State media reports equated the killers of the police with the Muslim Brotherhood, and Egyptian television carried extensive coverage of their flag-draped coffins being returned to Cairo.

In fact, much as in the massacre of prisoners the day before, there was more than one contradictory report given as to how the policemen were killed. Initially, it was put out that the vehicles in which they were riding had been attacked with rocket-propelled grenades. Then it was reported that militants forced the vehicles to stop and ordered the police to lie on the ground before shooting them execution-style.

And, as the Telegraph reported, the grisly photographs of the slain police “raised doubts: the bodies appeared to have been lined up after death. The hands of one were behind his back, as if tied, yet there was no binding.”

The Muslim Brotherhood, while condemning the killing of the police, charged that the regime’s security forces had carried out the killings themselves to distract attention from the massacre of prisoners the day before and provide a pretext for intensified repression.

Faced with a steady stream of reports of bloody crimes by the Egyptian junta, President Barack Obama met with his national security advisers on Tuesday to review the $1.3 billion in annual military aid that Washington gives Cairo. A White House spokesman denied reports Tuesday that the administration had already cut off aid to the Egyptian regime, insisting that the matter remained under review.

The US administration has not declared the overthrow of Mursi a coup, a finding that under US law would require suspending all aid until an elected government was restored to power. It may seek to delay aid, as it did with the delivery of F-16 fighter planes last month, to pressure the regime. However, it faces pressure from arms manufactures such as Lockheed, for which Egypt is a lucrative market.
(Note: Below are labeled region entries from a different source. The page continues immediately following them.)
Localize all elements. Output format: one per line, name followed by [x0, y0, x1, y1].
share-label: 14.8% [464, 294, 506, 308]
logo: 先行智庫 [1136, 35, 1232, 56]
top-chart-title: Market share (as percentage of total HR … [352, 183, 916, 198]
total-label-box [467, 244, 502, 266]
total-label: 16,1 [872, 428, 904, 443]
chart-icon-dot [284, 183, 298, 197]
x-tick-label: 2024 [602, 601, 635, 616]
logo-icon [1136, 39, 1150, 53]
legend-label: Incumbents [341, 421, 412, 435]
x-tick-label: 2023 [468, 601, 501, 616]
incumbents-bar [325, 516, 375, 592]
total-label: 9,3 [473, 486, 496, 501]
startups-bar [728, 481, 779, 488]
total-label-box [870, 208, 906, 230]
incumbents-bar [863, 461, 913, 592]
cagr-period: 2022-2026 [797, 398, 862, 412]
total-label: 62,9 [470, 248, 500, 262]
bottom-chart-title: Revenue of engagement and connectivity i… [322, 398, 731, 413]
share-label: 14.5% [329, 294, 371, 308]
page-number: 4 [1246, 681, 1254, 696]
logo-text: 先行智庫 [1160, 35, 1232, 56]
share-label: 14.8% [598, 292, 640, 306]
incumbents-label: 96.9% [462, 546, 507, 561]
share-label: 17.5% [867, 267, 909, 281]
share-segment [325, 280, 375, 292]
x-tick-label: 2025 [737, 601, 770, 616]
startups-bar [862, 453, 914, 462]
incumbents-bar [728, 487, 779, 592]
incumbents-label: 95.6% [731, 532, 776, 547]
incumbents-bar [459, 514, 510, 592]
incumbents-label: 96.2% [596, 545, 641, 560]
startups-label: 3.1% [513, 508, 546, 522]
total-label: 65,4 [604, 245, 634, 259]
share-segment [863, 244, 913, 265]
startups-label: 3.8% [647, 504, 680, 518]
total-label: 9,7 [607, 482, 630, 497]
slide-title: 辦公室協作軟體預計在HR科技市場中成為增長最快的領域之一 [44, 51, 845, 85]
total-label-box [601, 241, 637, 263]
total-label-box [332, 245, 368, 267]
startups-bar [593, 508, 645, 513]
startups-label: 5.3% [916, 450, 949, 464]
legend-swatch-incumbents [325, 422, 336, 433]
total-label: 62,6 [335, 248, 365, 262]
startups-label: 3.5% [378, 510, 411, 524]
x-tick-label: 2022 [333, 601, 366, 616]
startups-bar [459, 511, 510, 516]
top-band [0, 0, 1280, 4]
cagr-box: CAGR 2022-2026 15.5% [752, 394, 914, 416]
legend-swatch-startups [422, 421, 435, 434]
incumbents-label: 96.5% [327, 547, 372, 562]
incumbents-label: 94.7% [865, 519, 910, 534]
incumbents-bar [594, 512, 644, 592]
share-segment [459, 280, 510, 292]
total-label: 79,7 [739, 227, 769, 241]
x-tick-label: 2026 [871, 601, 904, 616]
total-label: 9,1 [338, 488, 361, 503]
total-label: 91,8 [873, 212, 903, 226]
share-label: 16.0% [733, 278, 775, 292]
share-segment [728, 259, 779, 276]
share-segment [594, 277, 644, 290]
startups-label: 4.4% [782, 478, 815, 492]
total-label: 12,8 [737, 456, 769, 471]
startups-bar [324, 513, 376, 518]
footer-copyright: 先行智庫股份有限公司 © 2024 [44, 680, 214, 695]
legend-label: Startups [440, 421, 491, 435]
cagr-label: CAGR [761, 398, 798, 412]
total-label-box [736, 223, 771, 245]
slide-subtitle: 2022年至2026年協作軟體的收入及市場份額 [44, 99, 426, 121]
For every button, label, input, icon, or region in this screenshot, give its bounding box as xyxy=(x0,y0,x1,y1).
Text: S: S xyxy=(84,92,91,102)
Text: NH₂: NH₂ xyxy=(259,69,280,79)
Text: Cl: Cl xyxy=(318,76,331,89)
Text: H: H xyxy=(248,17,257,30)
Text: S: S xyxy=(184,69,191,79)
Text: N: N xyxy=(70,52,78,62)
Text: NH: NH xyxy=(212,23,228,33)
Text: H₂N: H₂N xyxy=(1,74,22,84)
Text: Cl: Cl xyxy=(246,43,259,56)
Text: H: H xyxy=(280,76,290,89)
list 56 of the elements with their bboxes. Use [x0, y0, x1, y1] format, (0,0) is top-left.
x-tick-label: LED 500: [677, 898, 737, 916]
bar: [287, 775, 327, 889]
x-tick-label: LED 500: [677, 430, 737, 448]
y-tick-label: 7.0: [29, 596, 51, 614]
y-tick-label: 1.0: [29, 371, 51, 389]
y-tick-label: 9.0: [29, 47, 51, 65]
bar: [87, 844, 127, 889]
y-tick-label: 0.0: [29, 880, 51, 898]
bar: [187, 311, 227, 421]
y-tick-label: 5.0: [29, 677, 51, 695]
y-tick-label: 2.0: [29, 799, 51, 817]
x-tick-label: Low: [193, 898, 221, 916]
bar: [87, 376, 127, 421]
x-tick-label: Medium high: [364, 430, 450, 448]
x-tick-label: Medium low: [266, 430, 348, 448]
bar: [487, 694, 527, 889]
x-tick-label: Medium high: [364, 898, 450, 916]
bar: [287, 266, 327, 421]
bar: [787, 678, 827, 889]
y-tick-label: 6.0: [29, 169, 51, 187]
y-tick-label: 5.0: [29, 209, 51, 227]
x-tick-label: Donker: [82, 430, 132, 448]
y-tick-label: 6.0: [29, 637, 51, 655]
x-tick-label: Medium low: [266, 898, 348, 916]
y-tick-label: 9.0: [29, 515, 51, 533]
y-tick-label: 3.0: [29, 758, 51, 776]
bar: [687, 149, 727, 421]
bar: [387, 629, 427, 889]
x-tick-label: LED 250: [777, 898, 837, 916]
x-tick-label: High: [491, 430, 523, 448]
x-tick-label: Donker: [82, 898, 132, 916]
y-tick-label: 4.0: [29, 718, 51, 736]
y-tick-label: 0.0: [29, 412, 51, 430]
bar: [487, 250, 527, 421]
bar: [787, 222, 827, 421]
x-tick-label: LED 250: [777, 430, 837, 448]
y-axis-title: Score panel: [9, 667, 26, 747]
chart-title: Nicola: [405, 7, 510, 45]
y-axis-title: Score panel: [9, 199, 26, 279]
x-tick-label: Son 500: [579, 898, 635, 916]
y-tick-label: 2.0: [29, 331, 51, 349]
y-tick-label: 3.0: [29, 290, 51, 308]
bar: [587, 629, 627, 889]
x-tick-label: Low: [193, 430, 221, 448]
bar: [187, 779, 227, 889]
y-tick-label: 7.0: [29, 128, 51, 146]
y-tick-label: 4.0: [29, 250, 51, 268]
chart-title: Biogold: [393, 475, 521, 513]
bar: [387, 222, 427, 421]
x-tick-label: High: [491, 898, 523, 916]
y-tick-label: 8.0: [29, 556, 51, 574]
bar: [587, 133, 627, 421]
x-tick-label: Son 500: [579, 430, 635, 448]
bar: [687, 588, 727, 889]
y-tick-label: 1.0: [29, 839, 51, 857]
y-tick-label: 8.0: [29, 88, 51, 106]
With Saudi Arabia and other reactionary Gulf state monarchies pledging to make up any aid that the US cuts, moreover, the Cairo junta has insisted it will not bow to US pressure.

At a press conference in China Monday, US Secretary of Defense Chuck Hagel appeared to wash his hands of the bloodbath being carried out by the US-funded and trained military. “Our ability to influence the outcome in Egypt is limited,” Hagel said. “It’s up to the Egyptian people. They are a large, great, sovereign nation and it will be their responsibility to sort this out.”

In a bid to head off a civil war in Egypt and the destabilization of a regime that has served as a lynchpin of imperialist rule for decades, the United Nations Tuesday sent its under-secretary general for political affairs, Jeffrey Feltman, to Cairo. Until last year, Feltman was US assistant secretary of state for Near Eastern Affairs.

In January 2011, before Mubarak’s fall, Feltman said that Mubarak would not suffer the same fate as deposed Tunisian dictator Zine El Abidine Ben Ali, insisting: “What happened in Tunisia strikes me as uniquely Tunisian.”